07 — Where to Grow

cp-18 reproduces MLIR's shape. If you wanted to grow it into something genuinely useful, here's the roadmap.

1. Verifiers

Right now any code that builds an ill-formed op succeeds silently. The first quality-of-life upgrade is a verifyOp(Op&) function that checks:

  • operand and result counts match the dialect spec,
  • operand and result types match,
  • required attributes are present and the right kind,
  • region count is right,
  • terminator ops are present at end of every block.

Real MLIR generates these from TableGen; you can hand-write them per dialect. Run after every pass; refuse to print invalid IR.

2. Op interfaces / traits

Hard-coded if (op.name == "tiny.add" || op.name == "tiny.mul") doesn't scale past a handful of ops. Replace with a trait system:

struct BinaryOp { Value* lhs(Op& o); Value* rhs(Op& o); };
bool implementsBinary(const std::string& name);

Then folders and DCE check implementsBinary(op.name) rather than naming specific ops. New ops opt into the trait by registering with the system. This is MLIR's OpInterface mechanism in skeleton form.

3. Pattern DSL

Switch from hand-written if/switch to declarative patterns:

addPattern<BinaryOpPattern<"tiny.add">>(folder);

The base class encapsulates the match + create-replacement + replace-uses

  • erase boilerplate. Patterns become 5-line specs of "what to match" and "what to emit". This is RewritePattern in MLIR.

4. Real type system

Replace Type { string name } with a tagged union or class hierarchy:

struct Type { enum class Kind { Int, Float, Tensor, Function, ... }; ... };
struct TensorType : Type { Type elemType; vector<int64_t> shape; };

Then types can be compared structurally and dialects can demand specific type shapes.
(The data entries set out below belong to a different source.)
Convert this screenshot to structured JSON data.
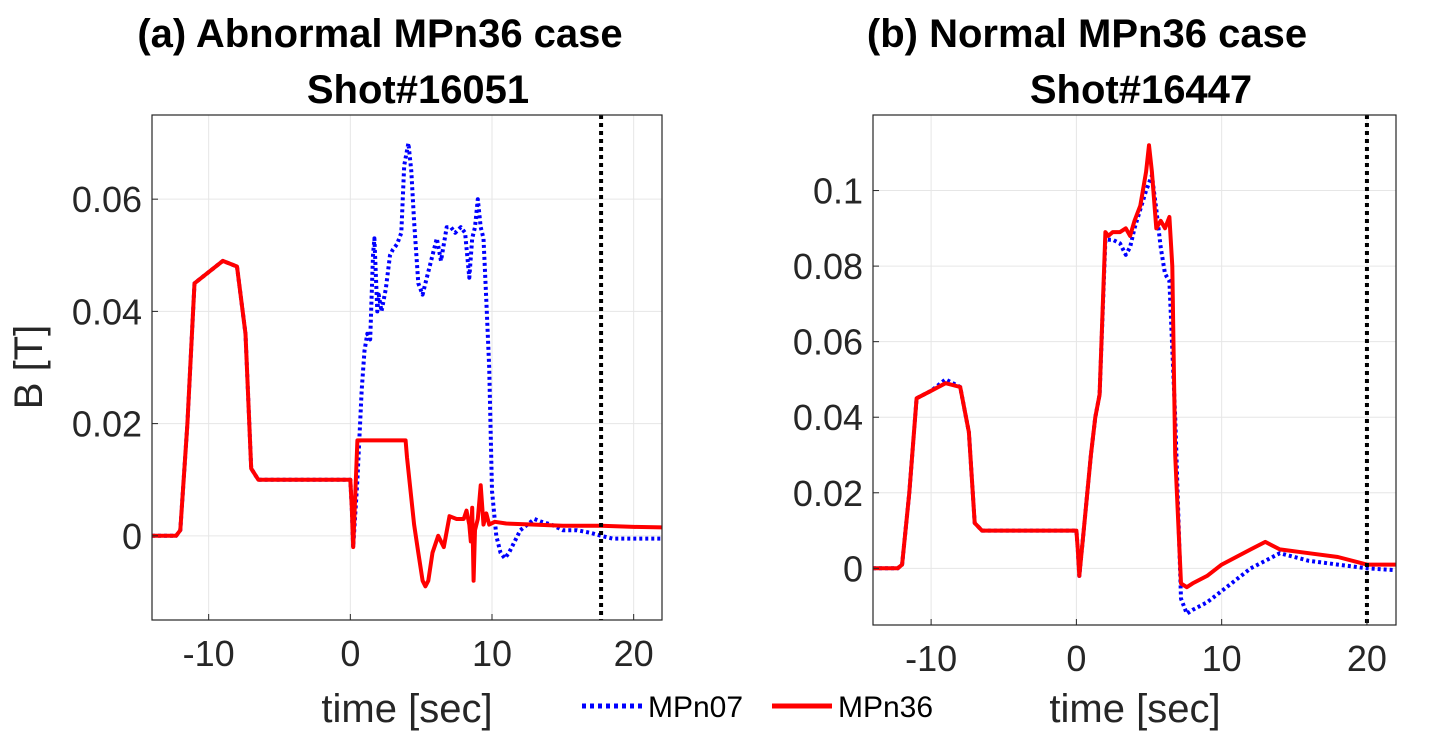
{
  "colors": {
    "mpn07": "#0000ff",
    "mpn36": "#ff0000",
    "marker": "#000000",
    "grid": "#e6e6e6",
    "axis": "#262626"
  },
  "legend": {
    "entries": [
      {
        "label": "MPn07",
        "style": "dotted",
        "color": "#0000ff"
      },
      {
        "label": "MPn36",
        "style": "solid",
        "color": "#ff0000"
      }
    ]
  },
  "chart_data": [
    {
      "type": "line",
      "title_line1": "(a) Abnormal MPn36 case",
      "title_line2": "Shot#16051",
      "xlabel": "time [sec]",
      "ylabel": "B [T]",
      "xlim": [
        -14,
        22
      ],
      "ylim": [
        -0.015,
        0.075
      ],
      "xticks": [
        -10,
        0,
        10,
        20
      ],
      "xtick_labels": [
        "-10",
        "0",
        "10",
        "20"
      ],
      "yticks": [
        0,
        0.02,
        0.04,
        0.06
      ],
      "ytick_labels": [
        "0",
        "0.02",
        "0.04",
        "0.06"
      ],
      "grid": true,
      "marker_line_x": 17.7,
      "series": [
        {
          "name": "MPn07",
          "style": "dotted",
          "x": [
            -14,
            -12.3,
            -12,
            -11.5,
            -11,
            -10,
            -9,
            -8,
            -7.4,
            -7,
            -6.5,
            0,
            0.1,
            0.2,
            0.5,
            0.8,
            1.0,
            1.2,
            1.4,
            1.6,
            1.7,
            1.9,
            2.0,
            2.2,
            2.5,
            2.8,
            3.0,
            3.3,
            3.6,
            3.8,
            4.1,
            4.3,
            4.5,
            4.8,
            5.1,
            5.4,
            5.8,
            6.1,
            6.4,
            6.8,
            7.1,
            7.4,
            7.8,
            8.1,
            8.4,
            8.6,
            8.8,
            9.0,
            9.2,
            9.4,
            9.6,
            9.8,
            10.0,
            10.3,
            10.6,
            10.9,
            11.2,
            11.6,
            12.0,
            12.5,
            13.0,
            13.5,
            14.2,
            15.0,
            16.0,
            17.0,
            17.7,
            18.5,
            19.5,
            20.5,
            22
          ],
          "y": [
            0,
            0,
            0.001,
            0.02,
            0.045,
            0.047,
            0.049,
            0.048,
            0.036,
            0.012,
            0.01,
            0.01,
            0.005,
            -0.002,
            0.01,
            0.026,
            0.033,
            0.036,
            0.035,
            0.05,
            0.053,
            0.04,
            0.043,
            0.04,
            0.044,
            0.05,
            0.051,
            0.052,
            0.054,
            0.066,
            0.07,
            0.065,
            0.056,
            0.045,
            0.043,
            0.046,
            0.05,
            0.053,
            0.049,
            0.055,
            0.055,
            0.054,
            0.055,
            0.054,
            0.046,
            0.053,
            0.055,
            0.06,
            0.055,
            0.053,
            0.042,
            0.03,
            0.008,
            0.0,
            -0.003,
            -0.004,
            -0.003,
            -0.001,
            0.001,
            0.002,
            0.003,
            0.0025,
            0.002,
            0.001,
            0.001,
            0.0005,
            0.0,
            -0.0005,
            -0.0005,
            -0.0005,
            -0.0005
          ]
        },
        {
          "name": "MPn36",
          "style": "solid",
          "x": [
            -14,
            -12.3,
            -12,
            -11.5,
            -11,
            -10,
            -9,
            -8,
            -7.4,
            -7,
            -6.5,
            0,
            0.1,
            0.2,
            0.5,
            3.9,
            4.0,
            4.5,
            4.8,
            5.1,
            5.3,
            5.5,
            5.8,
            6.2,
            6.6,
            7.0,
            7.5,
            8.0,
            8.2,
            8.4,
            8.5,
            8.6,
            8.7,
            8.8,
            9.0,
            9.2,
            9.4,
            9.6,
            9.8,
            10.2,
            11,
            13,
            15,
            17.7,
            20,
            22
          ],
          "y": [
            0,
            0,
            0.001,
            0.02,
            0.045,
            0.047,
            0.049,
            0.048,
            0.036,
            0.012,
            0.01,
            0.01,
            0.005,
            -0.002,
            0.017,
            0.017,
            0.014,
            0.002,
            -0.003,
            -0.008,
            -0.009,
            -0.008,
            -0.003,
            0.0,
            -0.002,
            0.0035,
            0.003,
            0.003,
            0.0045,
            0.002,
            -0.001,
            0.005,
            -0.008,
            0.001,
            0.003,
            0.009,
            0.002,
            0.004,
            0.002,
            0.0025,
            0.0022,
            0.002,
            0.0018,
            0.0018,
            0.0016,
            0.0015
          ]
        }
      ]
    },
    {
      "type": "line",
      "title_line1": "(b) Normal MPn36 case",
      "title_line2": "Shot#16447",
      "xlabel": "time [sec]",
      "ylabel": "",
      "xlim": [
        -14,
        22
      ],
      "ylim": [
        -0.015,
        0.12
      ],
      "xticks": [
        -10,
        0,
        10,
        20
      ],
      "xtick_labels": [
        "-10",
        "0",
        "10",
        "20"
      ],
      "yticks": [
        0,
        0.02,
        0.04,
        0.06,
        0.08,
        0.1
      ],
      "ytick_labels": [
        "0",
        "0.02",
        "0.04",
        "0.06",
        "0.08",
        "0.1"
      ],
      "grid": true,
      "marker_line_x": 20,
      "series": [
        {
          "name": "MPn07",
          "style": "dotted",
          "x": [
            -14,
            -12.3,
            -12,
            -11.5,
            -11,
            -10,
            -9,
            -8,
            -7.4,
            -7,
            -6.5,
            0,
            0.1,
            0.2,
            0.5,
            1.0,
            1.3,
            1.6,
            2.0,
            2.2,
            2.5,
            3.0,
            3.4,
            3.7,
            4.0,
            4.4,
            4.8,
            5.2,
            5.5,
            5.8,
            6.1,
            6.4,
            6.8,
            7.2,
            7.6,
            8,
            9,
            10,
            11,
            12,
            13,
            14,
            16,
            18,
            20,
            22
          ],
          "y": [
            0,
            0,
            0.001,
            0.02,
            0.045,
            0.047,
            0.05,
            0.048,
            0.036,
            0.012,
            0.01,
            0.01,
            0.005,
            -0.002,
            0.01,
            0.03,
            0.04,
            0.046,
            0.087,
            0.087,
            0.087,
            0.086,
            0.083,
            0.085,
            0.09,
            0.095,
            0.1,
            0.104,
            0.095,
            0.085,
            0.078,
            0.076,
            0.04,
            -0.008,
            -0.012,
            -0.011,
            -0.009,
            -0.006,
            -0.003,
            0.0,
            0.002,
            0.004,
            0.002,
            0.001,
            0.0,
            -0.0005
          ]
        },
        {
          "name": "MPn36",
          "style": "solid",
          "x": [
            -14,
            -12.3,
            -12,
            -11.5,
            -11,
            -10,
            -9,
            -8,
            -7.4,
            -7,
            -6.5,
            0,
            0.1,
            0.2,
            0.5,
            1.0,
            1.3,
            1.6,
            2.0,
            2.2,
            2.5,
            3.0,
            3.4,
            3.7,
            4.0,
            4.4,
            4.8,
            5.0,
            5.2,
            5.5,
            5.8,
            6.1,
            6.4,
            6.6,
            6.8,
            7.2,
            7.6,
            8,
            9,
            10,
            11,
            12,
            13,
            14,
            16,
            18,
            20,
            22
          ],
          "y": [
            0,
            0,
            0.001,
            0.02,
            0.045,
            0.047,
            0.049,
            0.048,
            0.036,
            0.012,
            0.01,
            0.01,
            0.005,
            -0.002,
            0.01,
            0.03,
            0.04,
            0.046,
            0.089,
            0.088,
            0.089,
            0.089,
            0.09,
            0.088,
            0.092,
            0.096,
            0.105,
            0.112,
            0.105,
            0.09,
            0.092,
            0.09,
            0.093,
            0.08,
            0.03,
            -0.004,
            -0.005,
            -0.004,
            -0.002,
            0.001,
            0.003,
            0.005,
            0.007,
            0.005,
            0.004,
            0.003,
            0.001,
            0.001
          ]
        }
      ]
    }
  ]
}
Shape inference becomes possible: an op like tensor.matmul : tensor<MxKxf32> × tensor<KxNxf32> → tensor<MxNxf32> can verify and propagate shapes.

5. Conversion framework

Generalise lowerTinyToLL into:

struct TypeConverter { Type convert(Type src); };
struct ConversionPattern { virtual bool match(Op&) = 0; virtual void rewrite(Op&, ...) = 0; };
void applyFullConversion(Op& root, vector<ConversionPattern*>, TargetSpec);

Where TargetSpec declares which ops are "legal" in the output. Patterns plug in modularly. Same idea as MLIR's mlir::ConversionPatternRewriter.

6. A useful dialect: tensors

The natural next thing to model is tensor.*:

  • tensor.const : tensor<NxNxf32> — a constant tensor with shape.
  • tensor.add : (tensor, tensor) -> tensor — elementwise.
  • tensor.matmul.
  • Conversion to a loop dialect (scf.for + memref.store/load).
  • Conversion of the loop dialect to ll.*.
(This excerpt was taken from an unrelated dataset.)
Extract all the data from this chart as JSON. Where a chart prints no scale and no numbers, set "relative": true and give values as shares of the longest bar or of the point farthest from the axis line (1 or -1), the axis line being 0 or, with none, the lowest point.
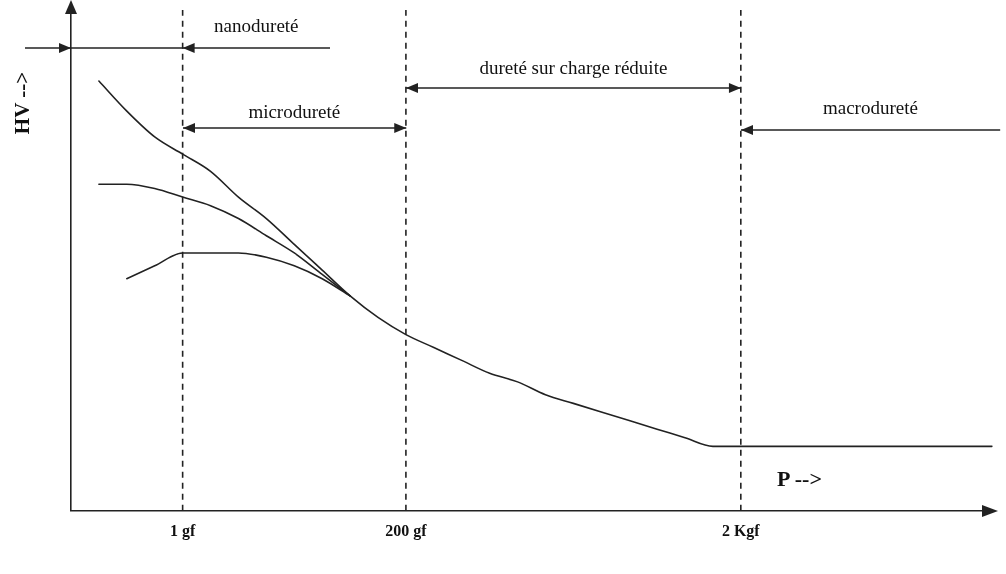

That's the toy tutorial of MLIR done in your own framework. Three dialects, two lowering steps, demonstrates the whole stack: high-level algebraic IR → loop nest → low-level CPU code.

7. Plug into real LLVM

If you wire the final ll.* dialect to actually emit llvm::IRBuilder calls (the way cp-17's ir_emit.cpp does), you have a complete frontend: surface language → tiny → ll → LLVM IR → JIT or native code.
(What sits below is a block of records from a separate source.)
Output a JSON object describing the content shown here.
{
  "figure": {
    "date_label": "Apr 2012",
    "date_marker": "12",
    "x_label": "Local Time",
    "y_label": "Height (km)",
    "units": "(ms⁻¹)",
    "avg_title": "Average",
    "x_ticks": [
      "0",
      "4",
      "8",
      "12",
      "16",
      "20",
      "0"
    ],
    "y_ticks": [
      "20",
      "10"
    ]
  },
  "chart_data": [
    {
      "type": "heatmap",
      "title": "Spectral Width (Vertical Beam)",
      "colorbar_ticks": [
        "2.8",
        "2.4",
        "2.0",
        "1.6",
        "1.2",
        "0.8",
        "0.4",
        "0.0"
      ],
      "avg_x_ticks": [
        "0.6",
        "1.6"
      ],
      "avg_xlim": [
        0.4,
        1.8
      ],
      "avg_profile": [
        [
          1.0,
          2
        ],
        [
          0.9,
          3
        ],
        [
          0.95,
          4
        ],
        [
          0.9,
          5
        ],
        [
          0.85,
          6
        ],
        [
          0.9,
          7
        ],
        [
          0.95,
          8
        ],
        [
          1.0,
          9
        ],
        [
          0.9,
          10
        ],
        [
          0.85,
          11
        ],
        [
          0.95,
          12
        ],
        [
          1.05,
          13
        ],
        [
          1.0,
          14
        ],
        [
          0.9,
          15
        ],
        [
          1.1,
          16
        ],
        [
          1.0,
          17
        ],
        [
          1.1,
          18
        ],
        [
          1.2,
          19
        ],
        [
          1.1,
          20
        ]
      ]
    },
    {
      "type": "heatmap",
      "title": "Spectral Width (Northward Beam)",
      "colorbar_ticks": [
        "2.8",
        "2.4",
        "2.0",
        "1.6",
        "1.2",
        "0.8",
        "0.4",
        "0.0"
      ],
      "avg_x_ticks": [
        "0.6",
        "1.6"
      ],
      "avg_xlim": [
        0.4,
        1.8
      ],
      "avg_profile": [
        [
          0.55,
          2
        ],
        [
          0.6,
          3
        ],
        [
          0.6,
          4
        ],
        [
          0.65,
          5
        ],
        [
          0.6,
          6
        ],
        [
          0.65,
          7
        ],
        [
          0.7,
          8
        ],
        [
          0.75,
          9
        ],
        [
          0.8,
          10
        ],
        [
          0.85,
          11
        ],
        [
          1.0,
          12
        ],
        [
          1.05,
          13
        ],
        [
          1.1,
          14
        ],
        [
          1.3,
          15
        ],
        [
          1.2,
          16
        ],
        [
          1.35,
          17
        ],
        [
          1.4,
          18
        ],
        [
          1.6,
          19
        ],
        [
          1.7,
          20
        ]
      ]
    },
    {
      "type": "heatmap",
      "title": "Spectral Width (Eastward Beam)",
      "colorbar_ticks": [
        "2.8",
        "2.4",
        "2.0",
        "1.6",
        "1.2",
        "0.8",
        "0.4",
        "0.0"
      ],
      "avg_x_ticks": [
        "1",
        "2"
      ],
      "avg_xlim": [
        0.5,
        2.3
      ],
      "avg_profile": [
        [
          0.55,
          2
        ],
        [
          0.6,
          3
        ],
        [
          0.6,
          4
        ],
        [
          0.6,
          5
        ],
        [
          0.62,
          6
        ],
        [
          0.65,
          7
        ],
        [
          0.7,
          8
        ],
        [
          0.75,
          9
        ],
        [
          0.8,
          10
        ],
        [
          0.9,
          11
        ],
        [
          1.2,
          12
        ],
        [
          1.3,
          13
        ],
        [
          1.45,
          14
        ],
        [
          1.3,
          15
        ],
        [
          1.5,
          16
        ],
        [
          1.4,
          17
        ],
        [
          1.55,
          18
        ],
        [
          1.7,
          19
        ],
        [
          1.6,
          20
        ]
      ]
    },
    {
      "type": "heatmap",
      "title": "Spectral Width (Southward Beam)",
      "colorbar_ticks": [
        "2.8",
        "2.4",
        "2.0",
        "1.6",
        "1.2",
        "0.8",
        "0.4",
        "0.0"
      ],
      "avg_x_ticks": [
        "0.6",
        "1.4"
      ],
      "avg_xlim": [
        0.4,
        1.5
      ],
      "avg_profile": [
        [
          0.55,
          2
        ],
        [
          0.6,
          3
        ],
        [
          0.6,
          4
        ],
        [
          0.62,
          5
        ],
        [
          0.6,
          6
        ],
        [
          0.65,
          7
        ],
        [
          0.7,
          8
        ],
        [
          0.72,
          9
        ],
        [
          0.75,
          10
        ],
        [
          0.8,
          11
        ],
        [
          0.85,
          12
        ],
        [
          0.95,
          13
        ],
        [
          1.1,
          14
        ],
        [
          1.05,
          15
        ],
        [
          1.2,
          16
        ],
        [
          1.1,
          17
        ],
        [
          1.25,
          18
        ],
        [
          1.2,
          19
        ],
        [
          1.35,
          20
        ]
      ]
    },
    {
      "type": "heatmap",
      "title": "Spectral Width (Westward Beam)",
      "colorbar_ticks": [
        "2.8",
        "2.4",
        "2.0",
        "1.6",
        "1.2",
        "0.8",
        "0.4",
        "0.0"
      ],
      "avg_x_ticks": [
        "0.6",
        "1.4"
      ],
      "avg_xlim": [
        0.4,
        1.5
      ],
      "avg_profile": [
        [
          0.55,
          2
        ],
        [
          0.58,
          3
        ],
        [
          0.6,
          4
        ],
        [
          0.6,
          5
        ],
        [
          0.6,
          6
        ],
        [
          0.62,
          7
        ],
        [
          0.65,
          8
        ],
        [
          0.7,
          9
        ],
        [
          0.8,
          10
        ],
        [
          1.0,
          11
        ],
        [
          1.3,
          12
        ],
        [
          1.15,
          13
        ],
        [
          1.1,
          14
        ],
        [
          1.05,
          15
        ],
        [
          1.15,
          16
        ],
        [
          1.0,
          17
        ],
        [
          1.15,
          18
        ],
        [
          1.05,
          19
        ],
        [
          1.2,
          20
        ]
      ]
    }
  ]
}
At that point you're a small implementation distance from your own domain-specific compiler. The IRBuilder bridge is the same code as cp-17 with op-name dispatch driving it.

Where this lab leaves you

You can read MLIR source code, recognise its idioms, and understand why an op-centric, region-carrying, dialect-extensible IR was the right answer for modern compiler stacks. You can also build your own project-internal IR with this shape when LLVM IR is too low-level for your problem domain — which, for any compiler targeting ML, hardware design, or DSLs, is essentially always.